I have cobbled together a circuit from available internet sources to
illuminate a homebuilt aircraft instrument panel. I was wondering if
those qualified in this group would mind reviewing the schematic and
making constructive commentary. I'd like this thing to be reliable and
not cause a host of other electronic gremlins. Just keep in mind, I'm a
chemist, not an electronics professional. But, I do learn quickly.


Thanks.
Charlie Smith

It's not very efficient. You could put the LEDs in series clusters and
run the substrings from a somewhat higher voltage.

A mosfet would be nice, instead of the antique 3055.
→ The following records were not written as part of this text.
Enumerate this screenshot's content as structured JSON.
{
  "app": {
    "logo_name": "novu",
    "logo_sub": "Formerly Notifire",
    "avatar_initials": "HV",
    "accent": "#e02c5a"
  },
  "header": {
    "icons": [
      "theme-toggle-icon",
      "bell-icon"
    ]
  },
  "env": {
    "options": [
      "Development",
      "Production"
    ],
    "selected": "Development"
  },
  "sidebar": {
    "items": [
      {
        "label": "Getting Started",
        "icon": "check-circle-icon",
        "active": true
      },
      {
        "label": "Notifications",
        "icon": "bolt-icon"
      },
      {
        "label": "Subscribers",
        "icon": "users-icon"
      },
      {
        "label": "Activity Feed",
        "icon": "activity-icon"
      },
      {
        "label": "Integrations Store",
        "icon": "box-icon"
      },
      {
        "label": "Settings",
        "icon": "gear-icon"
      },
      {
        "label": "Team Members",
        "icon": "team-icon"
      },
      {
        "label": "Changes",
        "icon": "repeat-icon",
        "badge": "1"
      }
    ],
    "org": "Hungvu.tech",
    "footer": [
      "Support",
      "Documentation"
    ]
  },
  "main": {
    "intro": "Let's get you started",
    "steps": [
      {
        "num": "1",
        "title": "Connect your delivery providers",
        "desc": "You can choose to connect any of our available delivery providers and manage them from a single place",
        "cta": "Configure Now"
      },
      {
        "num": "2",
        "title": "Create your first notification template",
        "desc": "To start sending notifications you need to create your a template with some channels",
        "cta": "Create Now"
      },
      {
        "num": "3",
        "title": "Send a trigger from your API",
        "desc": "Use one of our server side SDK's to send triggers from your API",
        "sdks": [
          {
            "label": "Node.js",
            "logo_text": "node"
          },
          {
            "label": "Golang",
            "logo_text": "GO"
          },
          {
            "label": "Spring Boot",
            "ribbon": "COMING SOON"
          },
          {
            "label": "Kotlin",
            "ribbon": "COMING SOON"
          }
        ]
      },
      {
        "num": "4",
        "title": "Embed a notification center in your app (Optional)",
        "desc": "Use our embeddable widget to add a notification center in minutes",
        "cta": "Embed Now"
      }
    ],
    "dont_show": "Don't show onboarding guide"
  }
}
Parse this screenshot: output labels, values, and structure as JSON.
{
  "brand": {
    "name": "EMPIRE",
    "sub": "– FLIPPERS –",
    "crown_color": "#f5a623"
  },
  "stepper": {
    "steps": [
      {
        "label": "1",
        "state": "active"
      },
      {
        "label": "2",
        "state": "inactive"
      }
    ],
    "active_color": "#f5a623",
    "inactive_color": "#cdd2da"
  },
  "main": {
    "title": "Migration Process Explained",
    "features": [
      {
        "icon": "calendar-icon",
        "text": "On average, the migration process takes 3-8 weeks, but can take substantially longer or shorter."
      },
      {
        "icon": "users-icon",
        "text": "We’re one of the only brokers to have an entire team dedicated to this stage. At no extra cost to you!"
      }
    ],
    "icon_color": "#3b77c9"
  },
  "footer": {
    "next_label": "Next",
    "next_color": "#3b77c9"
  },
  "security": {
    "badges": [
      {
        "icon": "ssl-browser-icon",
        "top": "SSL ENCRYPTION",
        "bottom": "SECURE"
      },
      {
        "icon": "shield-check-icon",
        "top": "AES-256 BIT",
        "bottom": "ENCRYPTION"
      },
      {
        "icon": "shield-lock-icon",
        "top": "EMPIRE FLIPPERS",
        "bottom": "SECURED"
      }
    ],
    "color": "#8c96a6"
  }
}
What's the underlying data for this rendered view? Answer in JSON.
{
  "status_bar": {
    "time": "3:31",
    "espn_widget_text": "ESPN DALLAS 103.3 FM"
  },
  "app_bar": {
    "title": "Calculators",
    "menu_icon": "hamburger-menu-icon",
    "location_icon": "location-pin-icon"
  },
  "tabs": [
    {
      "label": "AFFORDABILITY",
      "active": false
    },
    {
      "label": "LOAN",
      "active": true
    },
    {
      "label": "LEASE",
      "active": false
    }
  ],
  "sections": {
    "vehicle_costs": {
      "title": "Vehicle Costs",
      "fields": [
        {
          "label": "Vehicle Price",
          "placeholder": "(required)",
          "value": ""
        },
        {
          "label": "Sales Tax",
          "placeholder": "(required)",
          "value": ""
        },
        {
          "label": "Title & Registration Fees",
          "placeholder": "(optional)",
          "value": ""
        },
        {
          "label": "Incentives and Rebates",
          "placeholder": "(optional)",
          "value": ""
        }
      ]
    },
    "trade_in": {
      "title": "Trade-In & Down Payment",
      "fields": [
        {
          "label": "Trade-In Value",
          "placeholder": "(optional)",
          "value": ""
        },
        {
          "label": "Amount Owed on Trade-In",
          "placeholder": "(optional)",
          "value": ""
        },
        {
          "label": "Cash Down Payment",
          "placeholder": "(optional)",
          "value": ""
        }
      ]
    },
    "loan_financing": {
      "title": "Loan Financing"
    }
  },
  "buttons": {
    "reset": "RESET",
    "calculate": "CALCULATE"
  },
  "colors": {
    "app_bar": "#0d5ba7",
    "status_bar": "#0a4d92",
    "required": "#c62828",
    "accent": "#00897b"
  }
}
Come to think about it, PWM isn't any more efficient here than linear
regulation. A variable-voltage regulator, LM317 sort of thing with a
pot, could replace the 555 and all that stuff. Much simpler.

John


Good point, also I don't think running 20mA through 365-1467-ND 3mm
white LEDs is a very good idea. That's the abs. max. current at 25C.
If you want it not to fail at high panel temperatures/brightness (ever
come in out of the sun into a dark hangar?) and don't want to be one
of those folks who complains about crappy LEDs (because they abuse
them and they die fast) you should derate to something like 10mA. Two
in series at 10mA will give you about the same amount of light, but
draw 1/2 the current (at twice the voltage), but you need twice as
many LEDs.

So, say the voltage regulator goes from 5V to 12V, the resistors in
series with each series LED pair will be 560 ohms. A TO-220 LM317
should not need hardly any heatsink (and there will be no RFI
generated). Say 180R from LM317 out to sense input, and a 1K pot in
series with 510R to ground from the sense input, to give about a 5V to
12V adjustment range. Maybe a mechanical switch to give off/bypass
(full bright)/dimmed.

Disadvantage of this over the PWM is that the apparent brightness will
not vary nearly as linearly (most of the action will be down near
where it just comes on), so check it out on the bench to make sure you
can live with it if you decide to go this way.


Best regards,
Spehro Pefhany



An audio taper pot should help with the brightness question?